Real mode is observational/best-effort — the machine-checked assertions run in stub mode
(and in `selftest.sh`).
## Env knobs
| Var | Default | Meaning |
|-----|---------|---------|
| `DEMO_MODE` | `stub` | `stub` or `real` (auto-set to `real` when `AQ_FLEET_API`+`AQ_FLEET_TOKEN` are set and `DEMO_MODE``stub`) |
| `DEMO_JOB_SLEEP` | `2` | per-job engine seconds — the window during which the victim is killed mid-job |
| `DEMO_TIMEOUT` | `60` | max seconds to wait for the survivor to drain all 3 jobs |
| `DEMO_POLL` | `0.2` | coordinator-state poll interval |
| `DEMO_FACTORY_1` / `DEMO_FACTORY_2` | `mac-1` / `ubuntu-1` | factory ids (F1 is the victim) |
| `DEMO_KEEP` | `0` | `1` keeps the temp dir (queues, logs, coordinator state) for inspection |
| `DEMO_REAP_WAIT` / `DEMO_DRAIN_WAIT` | `20` / `30` | real-mode waits for the coordinator reaper / drain |
## What to watch
The demo prints a step-by-step trace and a final `RESULTS` block. The key lines:
- `PARALLELISM observed: mac-1 and ubuntu-1 both holding active jobs concurrently` — guarantee (c).
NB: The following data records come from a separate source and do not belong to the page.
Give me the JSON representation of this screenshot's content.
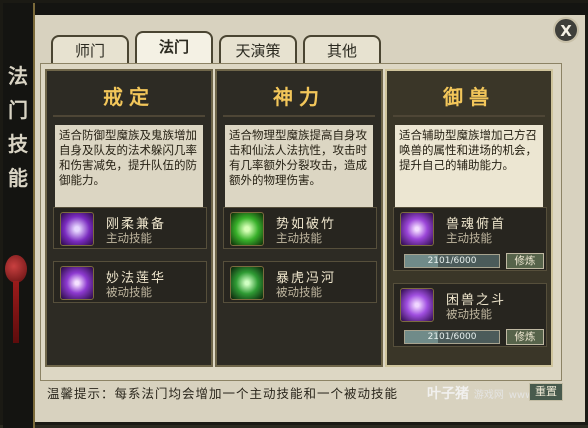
{
  "window": {
    "side_title": [
      "法",
      "门",
      "技",
      "能"
    ],
    "close_label": "X"
  },
  "tabs": [
    {
      "label": "师门",
      "active": false
    },
    {
      "label": "法门",
      "active": true
    },
    {
      "label": "天演策",
      "active": false
    },
    {
      "label": "其他",
      "active": false
    }
  ],
  "schools": [
    {
      "title": "戒定",
      "description": "适合防御型魔族及鬼族增加自身及队友的法术躲闪几率和伤害减免，提升队伍的防御能力。",
      "skills": [
        {
          "name": "刚柔兼备",
          "type": "主动技能",
          "icon": "yin-yang-icon"
        },
        {
          "name": "妙法莲华",
          "type": "被动技能",
          "icon": "lotus-icon"
        }
      ]
    },
    {
      "title": "神力",
      "description": "适合物理型魔族提高自身攻击和仙法人法抗性，攻击时有几率额外分裂攻击，造成额外的物理伤害。",
      "skills": [
        {
          "name": "势如破竹",
          "type": "主动技能",
          "icon": "green-bamboo-icon"
        },
        {
          "name": "暴虎冯河",
          "type": "被动技能",
          "icon": "tiger-icon"
        }
      ]
    },
    {
      "title": "御兽",
      "description": "适合辅助型魔族增加己方召唤兽的属性和进场的机会，提升自己的辅助能力。",
      "skills": [
        {
          "name": "兽魂俯首",
          "type": "主动技能",
          "icon": "beast-soul-icon",
          "progress_text": "2101/6000",
          "progress": 0.35,
          "button": "修炼"
        },
        {
          "name": "困兽之斗",
          "type": "被动技能",
          "icon": "beast-fight-icon",
          "progress_text": "2101/6000",
          "progress": 0.35,
          "button": "修炼"
        }
      ]
    }
  ],
  "footer": {
    "hint": "温馨提示：每系法门均会增加一个主动技能和一个被动技能",
    "reset_label": "重置",
    "watermark_brand": "叶子猪",
    "watermark_sub": "游戏网",
    "watermark_url": "www.yzz"
  }
}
- `killed factory mac-1 ... mid-job` then `reaper reclaimed mac-1's lease(s)` — the crash + reclaim.
- `zombie report for <job> @epoch=N was FENCED (HTTP 409)` — guarantee (b) fencing.
- `RESULTS` shows each job's winning factory; the reclaimed job's winner is the **survivor**.
With `DEMO_KEEP=1`, inspect under the printed temp dir:
- `coord/events.log` — the coordinator's audit trail: `CLAIM` / `PATCH:<stage>` / `RECLAIM` / `FENCE` events (factory + epoch on each).
- `coord/jobs/<id>.job` — final per-job `stage` / `holder` / `epoch`.
- `log-mac-1.txt`, `log-ubuntu-1.txt` — each factory's run-loop log (claims, the `▶ launching`, the fenced/quarantine path on the killed worker).
## Files
- `two-factory-demo.sh` — the orchestrator (start factories, kill/reclaim/fence, assert).
- `coordinator-stub.sh` — the stateful coordinator stub (claim/patch/fence/renew/release/reap, mkdir-locked).